Federal legislation is also possible. Congress is presently considering the Women’s Health Protection Act, which creates a statutory right to abortion and seeks to preempt state bans as well as most current state restrictions on abortion. But this is yet another area of legal uncertainty, as there is no doubt that courts, especially this Supreme Court, could decide that this law is too much of a threat to state sovereignty or that it was not properly passed pursuant to enumerated powers, thereby dismantling federal interventions and creating further confusion. And what if a future anti-abortion president and Congress teamed up to ban abortion nationwide?

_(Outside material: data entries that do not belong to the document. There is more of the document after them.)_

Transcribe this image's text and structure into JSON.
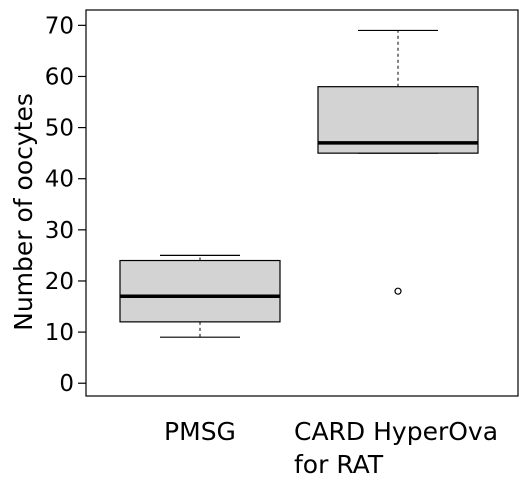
{
  "chart_data": {
    "type": "box",
    "title": "",
    "xlabel": "",
    "ylabel": "Number of oocytes",
    "ylim": [
      -2.5,
      73
    ],
    "yticks": [
      0,
      10,
      20,
      30,
      40,
      50,
      60,
      70
    ],
    "grid": false,
    "legend": "none",
    "box_fill": "#d3d3d3",
    "line_color": "#000000",
    "categories": [
      {
        "label_lines": [
          "PMSG"
        ]
      },
      {
        "label_lines": [
          "CARD HyperOva",
          "for RAT"
        ]
      }
    ],
    "boxes": [
      {
        "whisker_low": 9,
        "q1": 12,
        "median": 17,
        "q3": 24,
        "whisker_high": 25,
        "outliers": []
      },
      {
        "whisker_low": 45,
        "q1": 45,
        "median": 47,
        "q3": 58,
        "whisker_high": 69,
        "outliers": [
          18
        ]
      }
    ]
  }
}
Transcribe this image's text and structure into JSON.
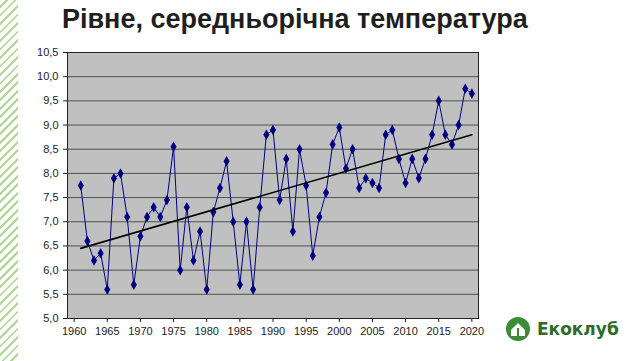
{
  "chart_data": {
    "type": "line",
    "title": "Рівне, середньорічна температура",
    "x": [
      1961,
      1962,
      1963,
      1964,
      1965,
      1966,
      1967,
      1968,
      1969,
      1970,
      1971,
      1972,
      1973,
      1974,
      1975,
      1976,
      1977,
      1978,
      1979,
      1980,
      1981,
      1982,
      1983,
      1984,
      1985,
      1986,
      1987,
      1988,
      1989,
      1990,
      1991,
      1992,
      1993,
      1994,
      1995,
      1996,
      1997,
      1998,
      1999,
      2000,
      2001,
      2002,
      2003,
      2004,
      2005,
      2006,
      2007,
      2008,
      2009,
      2010,
      2011,
      2012,
      2013,
      2014,
      2015,
      2016,
      2017,
      2018,
      2019,
      2020
    ],
    "series": [
      {
        "values": [
          7.75,
          6.6,
          6.2,
          6.35,
          5.6,
          7.9,
          8.0,
          7.1,
          5.7,
          6.7,
          7.1,
          7.3,
          7.1,
          7.45,
          8.55,
          6.0,
          7.3,
          6.2,
          6.8,
          5.6,
          7.2,
          7.7,
          8.25,
          7.0,
          5.7,
          7.0,
          5.6,
          7.3,
          8.8,
          8.9,
          7.45,
          8.3,
          6.8,
          8.5,
          7.75,
          6.3,
          7.1,
          7.6,
          8.6,
          8.95,
          8.1,
          8.5,
          7.7,
          7.9,
          7.8,
          7.7,
          8.8,
          8.9,
          8.3,
          7.8,
          8.3,
          7.9,
          8.3,
          8.8,
          9.5,
          8.8,
          8.6,
          9.0,
          9.75,
          9.65
        ],
        "color": "#000080",
        "marker": "diamond",
        "line_style": "solid"
      },
      {
        "x": [
          1961,
          2020
        ],
        "values": [
          6.45,
          8.8
        ],
        "color": "#000000",
        "marker": "none",
        "line_style": "solid"
      }
    ],
    "xlim": [
      1959,
      2021
    ],
    "xticks": [
      1960,
      1965,
      1970,
      1975,
      1980,
      1985,
      1990,
      1995,
      2000,
      2005,
      2010,
      2015,
      2020
    ],
    "ylim": [
      5,
      10.5
    ],
    "yticks": [
      {
        "value": 5,
        "label": "5,0"
      },
      {
        "value": 5.5,
        "label": "5,5"
      },
      {
        "value": 6,
        "label": "6,0"
      },
      {
        "value": 6.5,
        "label": "6,5"
      },
      {
        "value": 7,
        "label": "7,0"
      },
      {
        "value": 7.5,
        "label": "7,5"
      },
      {
        "value": 8,
        "label": "8,0"
      },
      {
        "value": 8.5,
        "label": "8,5"
      },
      {
        "value": 9,
        "label": "9,0"
      },
      {
        "value": 9.5,
        "label": "9,5"
      },
      {
        "value": 10,
        "label": "10,0"
      },
      {
        "value": 10.5,
        "label": "10,5"
      }
    ],
    "grid": true
  },
  "logo": "Екоклуб"
}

How would a conservative Supreme Court that has been skeptical of congressional power but also hostile to abortion rights resolve potentially competing beliefs?
This is complicated, mostly unprecedented terrain, and what will happen next to abortion regulation if Roe is overturned or severely limited depends on contested views of the Constitution and our federal structure. Our view on these difficult legal questions is that basic American principles related to the right to travel, limits on the ability of states to control activities outside their borders, and federal preemption of state law will make it difficult for states to regulate interstate abortion access effectively. These principles would also support some federal efforts to promote abortion access everywhere.
But the entropy and manipulability that anti-abortion justices claim exists now is not cause to overturn Roe. Much the opposite: Eliminating Roe will insert even more uncertainty and chaos into the law. The simplicity of the current rule—that abortion cannot be prohibited before viability—is far from the only reason to uphold Roe. But the legal quagmire that will result if Roe is overturned is yet another justification for upholding precedent and protecting constitutional rights to abortion.